Membrane dipole potential is sensitive to cholesterol stereospecificity: implications for receptor function

Abstract

Dipole potential is the potential difference within the membrane bilayer, which originates due to the nonrandom arrangement of lipid dipoles and water molecules at the membrane interface. Cholesterol, an essential lipid in higher eukaryotic membranes, has previously been shown to increase membrane dipole potential. In this work, we explored the effect of stereoisomers of cholesterol, ent-cholesterol and epi-cholesterol, on membrane dipole potential, monitored by the dual wavelength ratiometric approach utilizing the probe di-8-ANEPPS. Our results show that cholesterol and ent-cholesterol share comparable ability in increasing membrane dipole potential. In contrast, epi-cholesterol displays a slight reduction in membrane dipole potential. Our results constitute the first report on the effect of stereoisomers of cholesterol on membrane dipole potential, and imply that an extremely subtle change in sterol structure can significantly alter the dipolar field at the membrane interface. These results assume relevance in the context of differential abilities of these stereoisomers of cholesterol in supporting the activity of the serotonin1A receptor, a representative G protein-coupled receptor. The close correlation between membrane dipole potential and receptor activity provides new insight in receptor-cholesterol interaction in terms of stereospecificity. We envision that membrane dipole potential could prove to be a sensitive indicator of lipid-protein interactions in biological membranes.

Keywords: Cholesterol; Dipole potential; Ent-cholesterol; Epi-cholesterol; Serotonin(1A) receptor; di-8-ANEPPS.

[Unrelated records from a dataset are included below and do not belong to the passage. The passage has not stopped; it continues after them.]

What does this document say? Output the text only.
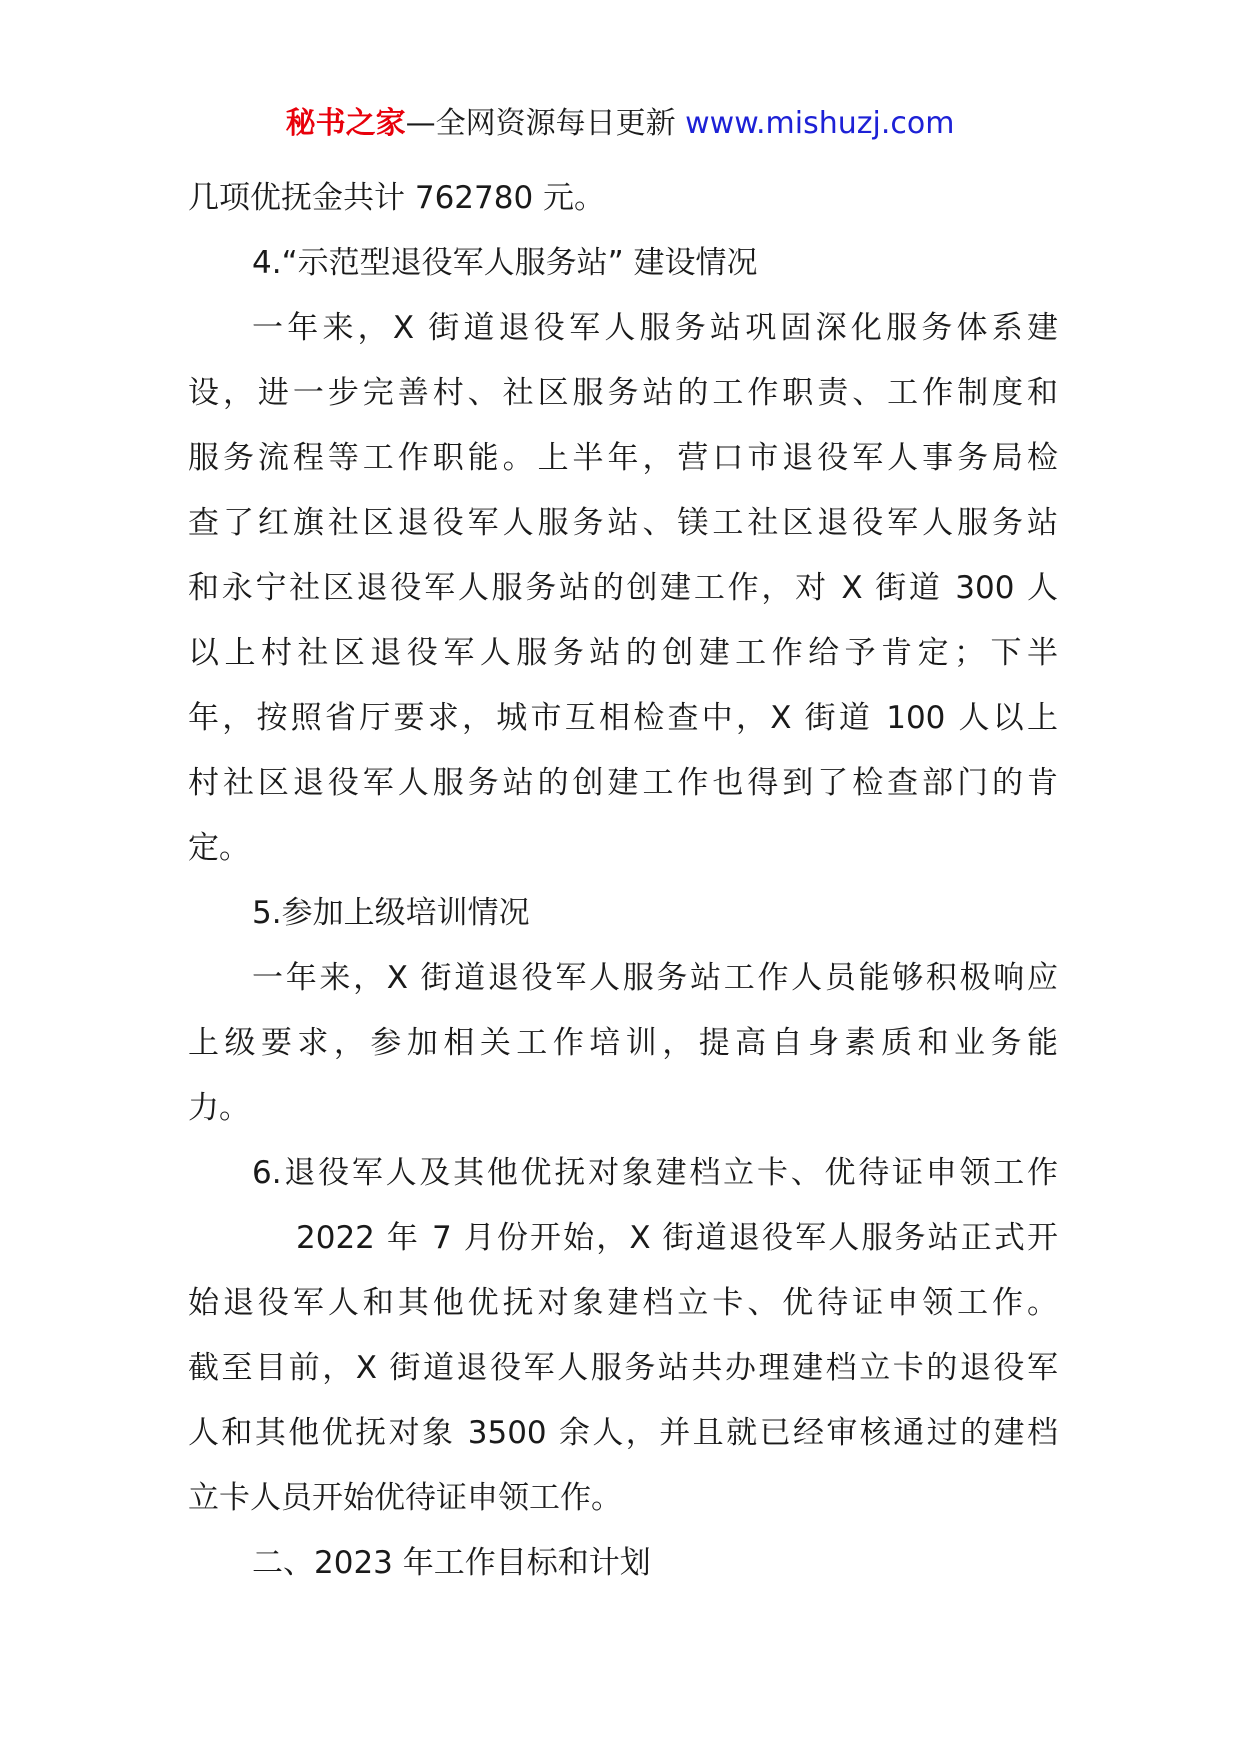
秘书之家—全网资源每日更新 www.mishuzj.com
几项优抚金共计 762780 元。
4.“示范型退役军人服务站” 建设情况
一年来，X 街道退役军人服务站巩固深化服务体系建
设，进一步完善村、社区服务站的工作职责、工作制度和
服务流程等工作职能。上半年，营口市退役军人事务局检
查了红旗社区退役军人服务站、镁工社区退役军人服务站
和永宁社区退役军人服务站的创建工作，对 X 街道 300 人
以上村社区退役军人服务站的创建工作给予肯定；下半
年，按照省厅要求，城市互相检查中，X 街道 100 人以上
村社区退役军人服务站的创建工作也得到了检查部门的肯
定。
5.参加上级培训情况
一年来，X 街道退役军人服务站工作人员能够积极响应
上级要求，参加相关工作培训，提高自身素质和业务能
力。
6.退役军人及其他优抚对象建档立卡、优待证申领工作
2022 年 7 月份开始，X 街道退役军人服务站正式开
始退役军人和其他优抚对象建档立卡、优待证申领工作。
截至目前，X 街道退役军人服务站共办理建档立卡的退役军
人和其他优抚对象 3500 余人，并且就已经审核通过的建档
立卡人员开始优待证申领工作。
二、2023 年工作目标和计划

Fig. 1. Chemical structures of sterols used: (a) cholesterol, (b) ent-cholesterol and (c) epi-cholesterol

Both ent-cholesterol and epi-cholesterol are stereoisomers of cholesterol. ent-Cholesterol is the enantiomer of cholesterol. Enantiomers are non-superimposable mirror images of one another. epi-Cholesterol, on the other hand, is a diastereomer and is not a mirror image of cholesterol. ent-Cholesterol (but not epi-cholesterol) shares identical physicochemical properties with cholesterol. See text (section 1) for more details.

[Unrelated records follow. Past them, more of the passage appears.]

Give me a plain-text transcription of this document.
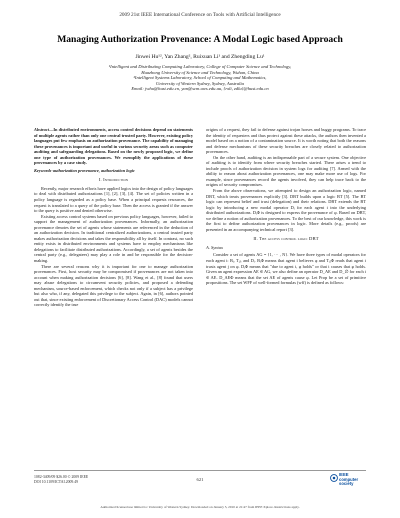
2009 21st IEEE International Conference on Tools with Artificial Intelligence
Managing Authorization Provenance: A Modal Logic based Approach
Jinwei Hu¹², Yan Zhang², Ruixuan Li¹ and Zhengding Lu¹
¹Intelligent and Distributing Computing Laboratory, College of Computer Science and Technology,
Huazhong University of Science and Technology, Wuhan, China
²Intelligent Systems Laboratory, School of Computing and Mathematics,
University of Western Sydney, Sydney, Australia
Email: jwhu@hust.edu.cn, yan@scm.uws.edu.au, {rxli, zdlu}@hust.edu.cn

Abstract—In distributed environments, access control decisions depend on statements of multiple agents rather than only one central trusted party. However, existing policy languages put few emphasis on authorization provenance. The capability of managing these provenances is important and useful in various security areas such as computer auditing and safeguarding delegations. Based on the newly proposed logic, we define one type of authorization provenances. We exemplify the applications of these provenances by a case study.

Keywords-authorization provenance, authorization logic

I. Introduction

Recently, major research efforts have applied logics into the design of policy languages to deal with distributed authorizations [1], [2], [3], [4]. The set of policies written in a policy language is regarded as a policy base. When a principal requests resources, the request is translated to a query of the policy base. Then the access is granted if the answer to the query is positive and denied otherwise.

Existing access control systems based on previous policy languages, however, failed to support the management of authorization provenances. Informally, an authorization provenance denotes the set of agents whose statements are referenced in the deduction of an authorization decision. In traditional centralized authorizations, a central trusted party makes authorization decisions and takes the responsibility all by itself. In contrast, no such entity exists in distributed environments and systems have to employ mechanisms like delegations to facilitate distributed authorizations. Accordingly, a set of agents besides the central party (e.g., delegatees) may play a role in and be responsible for the decision-making.

There are several reasons why it is important for one to manage authorization provenances. First, host security may be compromised if provenances are not taken into account when making authorization decisions [6], [8]. Wang et al., [8] found that users may abuse delegations to circumvent security policies, and proposed a defending mechanism, source-based enforcement, which checks not only if a subject has a privilege but also who, if any, delegated this privilege to the subject. Again, in [6], authors pointed out that, since existing enforcement of Discretionary Access Control (DAC) models cannot correctly identify the true

origins of a request, they fail to defense against trojan horses and buggy programs. To trace the identity of requesters and thus protect against these attacks, the authors then invented a model based on a notion of a contamination source. It is worth noting that both the reasons and defense mechanisms of these security breaches are closely related to authorization provenances.

On the other hand, auditing is an indispensable part of a secure system. One objective of auditing is to identify from where security breaches started. There arises a trend to include proofs of authorization decision in system logs for auditing [7]. Armed with the ability to reason about authorization provenances, one may make more use of logs. For example, since provenances record the agents involved, they can help trace back to the origins of security compromises.

From the above observations, we attempted to design an authorization logic, named DBT, which treats provenances explicitly [3]. DBT builds upon a logic BT [5]. The BT logic can represent belief and trust (delegation) and their relations. DBT extends the BT logic by introducing a new modal operator Dᵢ for each agent i into the underlying distributed authorizations. DᵢΦ is designed to express the provenance of φ. Based on DBT, we define a notion of authorization provenances. To the best of our knowledge, this work is the first to define authorization provenances in logic. More details (e.g., proofs) are presented in an accompanying technical report [3].

II. The access control logic DBT
A. Syntax

Consider a set of agents AG = {1, ··· , N}. We have three types of modal operators for each agent i: Bᵢ, Tᵢⱼ, and Dᵢ. BᵢΦ means that agent i believes φ and TᵢⱼΦ reads that agent i trusts agent j on φ. DᵢΦ means that "due to agent i, φ holds" or that i causes that φ holds. Given an agent expression AE ∈ AG, we also define an operator D_AE and D_∅ for each i ∈ AE. D_AEΦ means that the set AE of agents cause φ. Let Prop be a set of primitive propositions. The set WFF of well-formed formulas (wff) is defined as follows:

1082-3409/09 $26.00 © 2009 IEEE
DOI 10.1109/ICTAI.2009.49	621
IEEE
computer society
Authorized licensed use limited to: University of Western Sydney. Downloaded on January 5, 2010 at 21:47 from IEEE Xplore. Restrictions apply.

Fig. 2. Effect of stereoisomers of cholesterol on dipole potential of membranes

Dipole potential in POPC membranes plotted with increasing concentrations of cholesterol (■), ent-cholesterol (▲), and epi-cholesterol (●). Data points shown are means ± S.E. of at least three independent measurements. The ratio of di-8-ANEPPS to total lipid was 1:100 (mol/mol) and total lipid concentration was 0.43 mM. Measurements were carried out at room temperature (~23°C). Lines joining the data points are provided merely as viewing guides. The structure of voltage-sensitive probe di-8-ANEPPS is shown in the upper left side. See section 2 for details.

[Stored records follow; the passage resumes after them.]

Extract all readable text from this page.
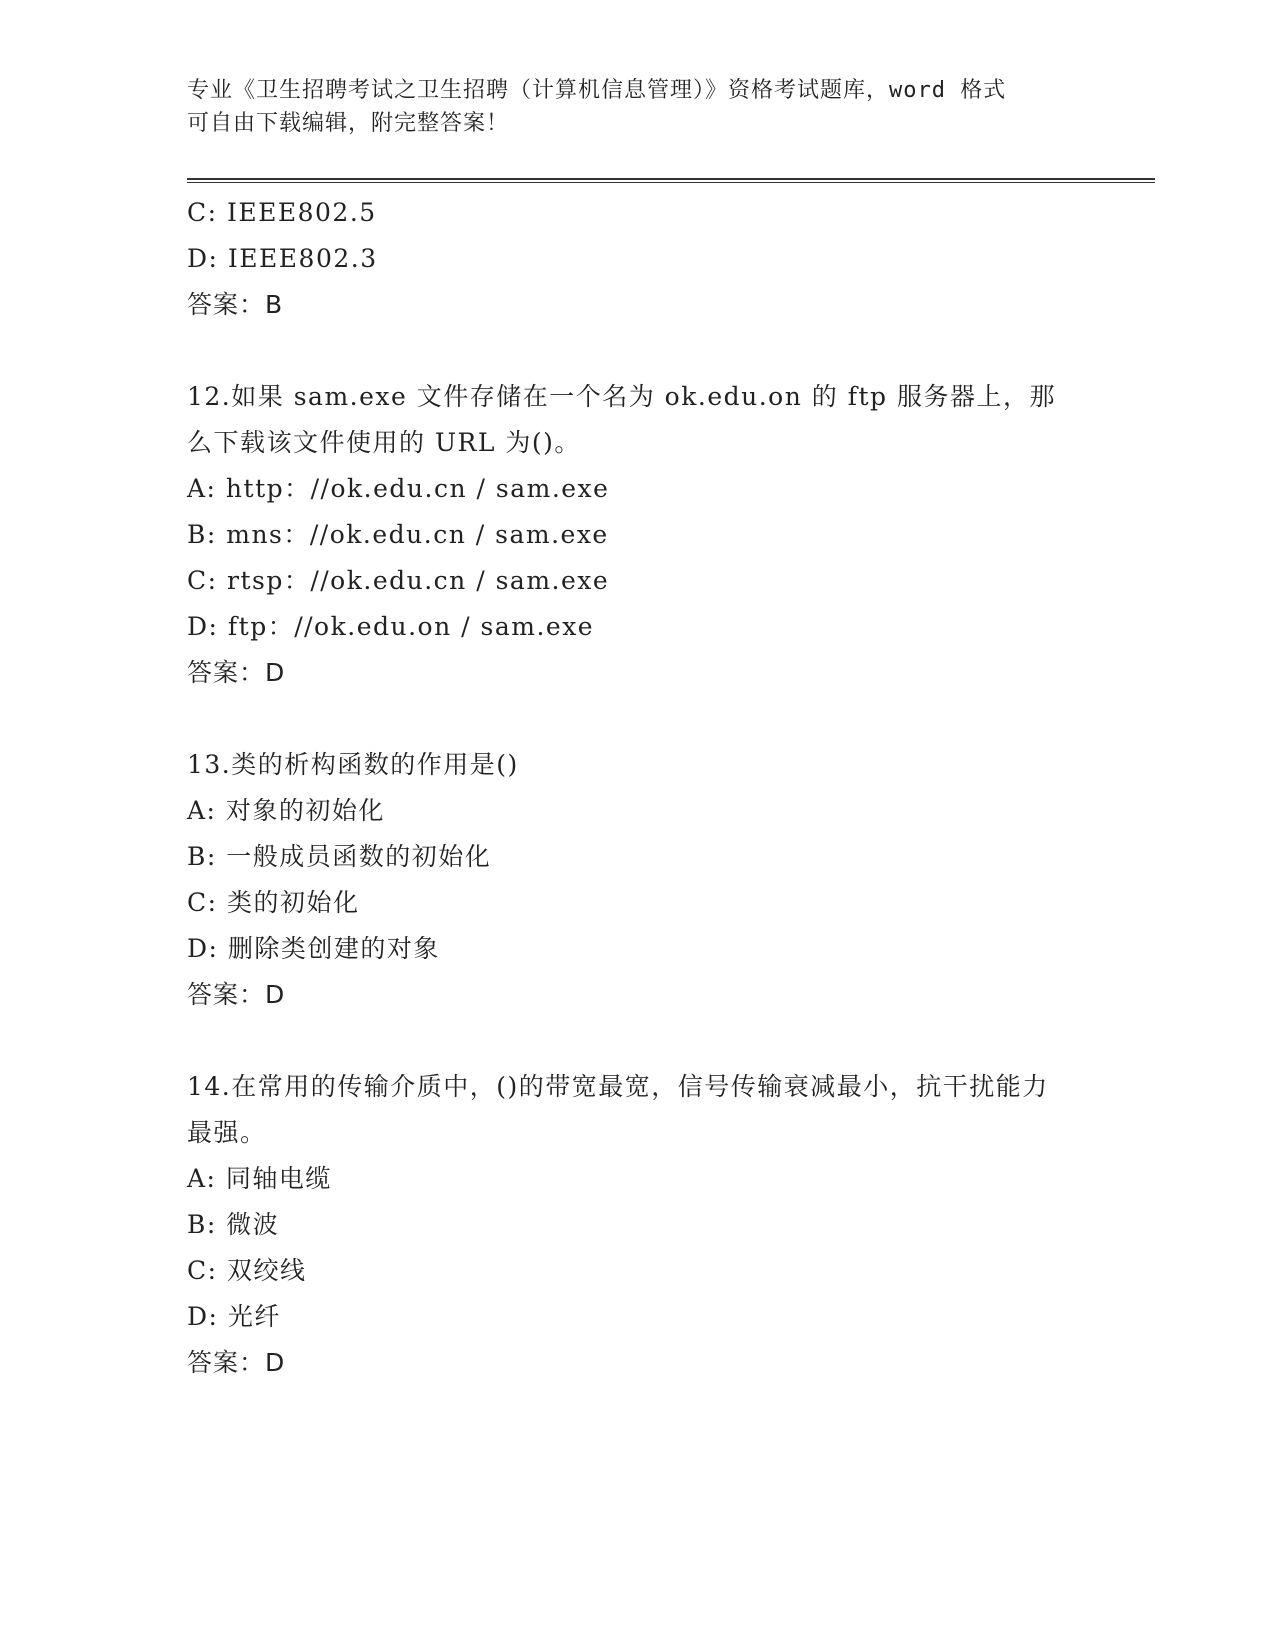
专业《卫生招聘考试之卫生招聘（计算机信息管理）》资格考试题库，word 格式
可自由下载编辑，附完整答案！

C: IEEE802.5

D: IEEE802.3

答案：B

12.如果 sam.exe 文件存储在一个名为 ok.edu.on 的 ftp 服务器上，那么下载该文件使用的 URL 为()。

A: http：//ok.edu.cn / sam.exe

B: mns：//ok.edu.cn / sam.exe

C: rtsp：//ok.edu.cn / sam.exe

D: ftp：//ok.edu.on / sam.exe

答案：D

13.类的析构函数的作用是()

A: 对象的初始化

B: 一般成员函数的初始化

C: 类的初始化

D: 删除类创建的对象

答案：D

14.在常用的传输介质中，()的带宽最宽，信号传输衰减最小，抗干扰能力最强。

A: 同轴电缆

B: 微波

C: 双绞线

D: 光纤

答案：D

Fig. 3. Correlation of receptor activity with membrane dipole potential

(a) Effect of replenishment of cholesterol, epi-cholesterol (epi) and ent-cholesterol (ent) into solubilized membranes (SM) on specific binding of the agonist [³H]8-OH-DPAT to the serotonin_1A receptor. Solubilized hippocampal membranes were replenished with cholesterol, epi-cholesterol or ent-cholesterol using sterol:MβCD complex. Values are expressed as percentages of specific binding obtained in native hippocampal membranes (HM). Data shown are means ± S.E. of at least four independent experiments (taken from Jafurulla et al., 2014). (b) Correlation of membrane dipole potential with activity of serotonin_1A receptors. Specific [³H]8-OH-DPAT binding to serotonin_1A receptors (values taken from Fig. 3a) and corresponding values of membrane dipole potential containing 40 mol% sterol (from Fig. 2) are shown. Linear regression analysis yielded a correlation coefficient (r) ~0.99. The tight correlation between membrane dipole potential and receptor activity is noteworthy. See sections 2 and 3 for more details.